Beside the River Thames, the City of London is a global financial centre. Within the Square Mile, the London Stock Exchange lies at the heart of the United Kingdom's corporations.

The United Kingdom company law regulates corporations formed under the Companies Act 2006. Also governed by the Insolvency Act 1986, the UK Corporate Governance Code, European Union Directives and court cases, the company is the primary legal vehicle to organise and run business. Tracing their modern history to the late Industrial Revolution, public companies now employ more people and generate more of wealth in the United Kingdom economy than any other form of organisation. The United Kingdom was the first country to draft modern corporation statutes,[1] where through a simple registration procedure any investors could incorporate, limit liability to their commercial creditors in the event of business insolvency, and where management was delegated to a centralised board of directors.[2] An influential model within Europe, the Commonwealth and as an international standard setter, UK law has always given people broad freedom to design the internal company rules, so long as the mandatory minimum rights of investors under its legislation are complied with.

Company law, or corporate law, can be broken down into two main fields, corporate governance and corporate finance. Corporate governance in the UK mediates the rights and duties among shareholders, employees, creditors and directors. Since the board of directors habitually possesses the power to manage the business under a company constitution, a central theme is what mechanisms exist to ensure directors' accountability. UK law is "shareholder friendly" in that shareholders, to the exclusion of employees, typically exercise sole voting rights in the general meeting. The general meeting holds a series of minimum rights to change the company constitution, issue resolutions and remove members of the board. In turn, directors owe a set of duties to their companies. Directors must carry out their responsibilities with competence, in good faith and undivided loyalty to the enterprise. If the mechanisms of voting do not prove enough, particularly for minority shareholders, directors' duties and other member rights may be vindicated in court. Of central importance in public and listed companies is the securities market, typified by the London Stock Exchange. Through the Takeover Code the UK strongly protects the right of shareholders to be treated equally and freely trade their shares.

Corporate finance concerns the two money raising options for limited companies. Equity finance involves the traditional method of issuing shares to build up a company's capital. Shares can contain any rights the company and purchaser wish to contract for, but generally grant the right to participate in dividends after a company earns profits and the right to vote in company affairs.
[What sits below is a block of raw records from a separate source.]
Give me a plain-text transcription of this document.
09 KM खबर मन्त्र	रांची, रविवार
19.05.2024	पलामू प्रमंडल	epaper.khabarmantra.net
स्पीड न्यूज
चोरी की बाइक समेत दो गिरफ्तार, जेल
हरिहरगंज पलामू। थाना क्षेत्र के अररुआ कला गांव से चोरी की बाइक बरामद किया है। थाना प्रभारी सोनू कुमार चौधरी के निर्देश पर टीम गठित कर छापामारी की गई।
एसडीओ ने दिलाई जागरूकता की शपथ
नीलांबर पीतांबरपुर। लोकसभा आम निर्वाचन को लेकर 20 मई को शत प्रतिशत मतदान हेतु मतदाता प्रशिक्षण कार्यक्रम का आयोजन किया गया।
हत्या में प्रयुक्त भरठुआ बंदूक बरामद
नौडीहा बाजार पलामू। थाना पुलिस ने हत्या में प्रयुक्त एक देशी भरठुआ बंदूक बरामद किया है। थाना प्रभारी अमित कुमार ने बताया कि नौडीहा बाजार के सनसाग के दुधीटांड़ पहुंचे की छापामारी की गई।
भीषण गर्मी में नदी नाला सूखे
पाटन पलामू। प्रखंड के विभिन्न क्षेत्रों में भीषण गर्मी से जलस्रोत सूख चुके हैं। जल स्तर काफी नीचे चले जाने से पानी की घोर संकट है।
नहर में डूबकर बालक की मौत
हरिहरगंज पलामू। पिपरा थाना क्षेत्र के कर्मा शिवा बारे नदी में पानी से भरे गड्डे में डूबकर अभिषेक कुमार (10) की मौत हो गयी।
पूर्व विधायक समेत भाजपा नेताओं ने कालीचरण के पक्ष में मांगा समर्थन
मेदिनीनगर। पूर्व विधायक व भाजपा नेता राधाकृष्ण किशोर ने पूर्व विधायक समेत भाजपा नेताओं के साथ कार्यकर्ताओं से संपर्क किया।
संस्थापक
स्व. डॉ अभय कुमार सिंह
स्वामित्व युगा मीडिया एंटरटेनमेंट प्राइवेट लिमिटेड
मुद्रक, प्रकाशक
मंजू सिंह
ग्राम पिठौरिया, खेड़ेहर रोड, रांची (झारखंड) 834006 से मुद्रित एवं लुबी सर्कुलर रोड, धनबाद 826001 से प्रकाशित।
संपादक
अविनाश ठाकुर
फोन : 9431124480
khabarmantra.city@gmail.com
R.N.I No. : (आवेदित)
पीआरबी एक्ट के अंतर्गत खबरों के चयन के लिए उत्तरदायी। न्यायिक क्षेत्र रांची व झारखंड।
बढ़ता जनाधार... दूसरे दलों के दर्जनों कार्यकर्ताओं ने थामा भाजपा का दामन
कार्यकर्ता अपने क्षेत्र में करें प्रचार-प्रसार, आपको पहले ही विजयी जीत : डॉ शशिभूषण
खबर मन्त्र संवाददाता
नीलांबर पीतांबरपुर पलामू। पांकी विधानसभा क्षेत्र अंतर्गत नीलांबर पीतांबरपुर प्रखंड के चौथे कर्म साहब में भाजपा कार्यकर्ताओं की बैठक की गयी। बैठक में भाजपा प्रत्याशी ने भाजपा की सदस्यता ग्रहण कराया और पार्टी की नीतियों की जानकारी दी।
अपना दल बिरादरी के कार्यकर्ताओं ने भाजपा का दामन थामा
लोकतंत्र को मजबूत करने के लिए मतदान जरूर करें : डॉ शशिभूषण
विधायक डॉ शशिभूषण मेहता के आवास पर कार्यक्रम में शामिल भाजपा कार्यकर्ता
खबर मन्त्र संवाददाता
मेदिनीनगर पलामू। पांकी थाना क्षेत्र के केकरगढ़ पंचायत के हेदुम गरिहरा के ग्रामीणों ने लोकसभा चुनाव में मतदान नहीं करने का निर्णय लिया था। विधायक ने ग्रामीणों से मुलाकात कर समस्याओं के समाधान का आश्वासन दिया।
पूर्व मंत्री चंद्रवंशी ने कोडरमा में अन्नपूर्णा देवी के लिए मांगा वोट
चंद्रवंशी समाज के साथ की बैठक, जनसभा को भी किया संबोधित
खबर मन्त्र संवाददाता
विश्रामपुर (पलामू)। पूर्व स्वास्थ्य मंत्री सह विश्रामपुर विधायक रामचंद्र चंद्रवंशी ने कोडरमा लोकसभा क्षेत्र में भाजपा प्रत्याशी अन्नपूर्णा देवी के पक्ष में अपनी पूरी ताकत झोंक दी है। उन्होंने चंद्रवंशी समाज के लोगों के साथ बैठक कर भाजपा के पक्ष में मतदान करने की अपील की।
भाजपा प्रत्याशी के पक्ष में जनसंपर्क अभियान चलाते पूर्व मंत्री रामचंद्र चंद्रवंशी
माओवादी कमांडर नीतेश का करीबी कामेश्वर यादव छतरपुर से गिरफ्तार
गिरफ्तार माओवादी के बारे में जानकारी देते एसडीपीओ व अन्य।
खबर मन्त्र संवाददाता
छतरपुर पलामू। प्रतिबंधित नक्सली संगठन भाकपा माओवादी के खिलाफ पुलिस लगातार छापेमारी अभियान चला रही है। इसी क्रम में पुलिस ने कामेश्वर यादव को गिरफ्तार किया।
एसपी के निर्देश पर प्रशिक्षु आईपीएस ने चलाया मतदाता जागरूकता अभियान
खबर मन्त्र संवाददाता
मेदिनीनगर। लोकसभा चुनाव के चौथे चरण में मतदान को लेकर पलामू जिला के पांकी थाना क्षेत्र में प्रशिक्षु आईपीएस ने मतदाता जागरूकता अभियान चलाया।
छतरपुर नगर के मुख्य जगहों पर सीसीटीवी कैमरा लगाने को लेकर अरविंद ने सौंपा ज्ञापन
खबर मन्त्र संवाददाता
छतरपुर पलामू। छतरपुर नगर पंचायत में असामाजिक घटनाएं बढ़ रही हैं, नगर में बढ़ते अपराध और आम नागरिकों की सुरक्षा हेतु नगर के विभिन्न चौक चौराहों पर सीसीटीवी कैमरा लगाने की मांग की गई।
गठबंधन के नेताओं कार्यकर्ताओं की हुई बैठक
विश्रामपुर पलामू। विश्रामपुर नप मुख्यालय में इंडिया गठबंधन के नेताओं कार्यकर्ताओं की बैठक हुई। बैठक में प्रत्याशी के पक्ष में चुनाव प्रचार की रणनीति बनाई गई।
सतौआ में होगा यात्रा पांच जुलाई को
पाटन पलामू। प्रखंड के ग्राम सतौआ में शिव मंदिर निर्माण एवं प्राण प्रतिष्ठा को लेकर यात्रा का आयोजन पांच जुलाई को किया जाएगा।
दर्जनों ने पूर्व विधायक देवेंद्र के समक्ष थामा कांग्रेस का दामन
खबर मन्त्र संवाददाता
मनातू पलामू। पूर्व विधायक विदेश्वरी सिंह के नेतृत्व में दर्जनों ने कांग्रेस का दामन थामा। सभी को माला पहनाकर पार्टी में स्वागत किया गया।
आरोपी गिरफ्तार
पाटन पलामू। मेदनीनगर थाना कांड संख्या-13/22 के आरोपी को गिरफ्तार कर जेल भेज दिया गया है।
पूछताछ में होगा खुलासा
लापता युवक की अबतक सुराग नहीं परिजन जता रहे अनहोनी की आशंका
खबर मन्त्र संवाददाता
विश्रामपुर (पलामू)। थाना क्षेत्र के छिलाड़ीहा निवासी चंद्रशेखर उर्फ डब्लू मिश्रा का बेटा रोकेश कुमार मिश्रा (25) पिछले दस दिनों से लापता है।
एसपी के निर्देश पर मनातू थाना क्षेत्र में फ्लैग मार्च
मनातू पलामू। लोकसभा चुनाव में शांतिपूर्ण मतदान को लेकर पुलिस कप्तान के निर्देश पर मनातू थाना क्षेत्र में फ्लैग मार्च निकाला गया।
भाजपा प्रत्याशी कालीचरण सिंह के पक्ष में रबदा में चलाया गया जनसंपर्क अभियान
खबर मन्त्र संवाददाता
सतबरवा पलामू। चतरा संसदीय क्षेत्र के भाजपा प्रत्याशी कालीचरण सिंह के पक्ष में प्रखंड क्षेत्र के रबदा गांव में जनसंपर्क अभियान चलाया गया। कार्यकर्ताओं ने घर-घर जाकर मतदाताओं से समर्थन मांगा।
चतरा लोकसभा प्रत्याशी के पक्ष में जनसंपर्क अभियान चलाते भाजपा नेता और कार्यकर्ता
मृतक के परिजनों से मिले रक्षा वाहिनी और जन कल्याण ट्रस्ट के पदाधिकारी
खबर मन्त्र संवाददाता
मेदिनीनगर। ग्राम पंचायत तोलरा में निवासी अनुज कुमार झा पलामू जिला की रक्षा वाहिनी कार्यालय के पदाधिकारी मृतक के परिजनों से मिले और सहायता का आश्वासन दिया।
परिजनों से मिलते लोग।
A purchaser of shares is helped to make an informed decision directly by prospectus requirements of full disclosure, and indirectly through restrictions on financial assistance by companies for purchase of their own shares. Debt finance means getting loans, usually for the price of a fixed annual interest repayment. Sophisticated lenders, such as banks typically contract for a security interest over the assets of a company, so that in the event of default on loan repayments they may seize the company's property directly to satisfy debts. Creditors are also, to some extent, protected by courts' power to set aside unfair transactions before a company goes under, or recoup money from negligent directors engaged in wrongful trading. If a company is unable to pay its debts as they fall due, UK insolvency law requires an administrator to attempt a rescue of the company (if the company itself has the assets to pay for this). If rescue proves impossible, a company's life ends when its assets are liquidated, distributed to creditors and the company is struck off the register. If a company becomes insolvent with no assets it can be wound up by a creditor, for a fee (not that common), or more commonly by the tax creditor (HMRC).

  1. ^ See Joint Stock Companies Act 1856. The French Code de Commerce of 1807, as part of the Napoleonic Code allowed for public company formation with limited liability after an express governmental concession, and the New York Act Relative to Incorporations for Manufacturing Purposes of 1811 allowed for free incorporation with limited liability, but only for manufacturing businesses. So, while necessarily drawing on ideas formulated in France and the US, the UK had the first modern company law.
  2. ^ RC Clark, Corporate Law (Aspen 1986) 2, defines the modern public company by these three features (separate legal personality, limited liability, delegated management) and in addition, freely transferable shares.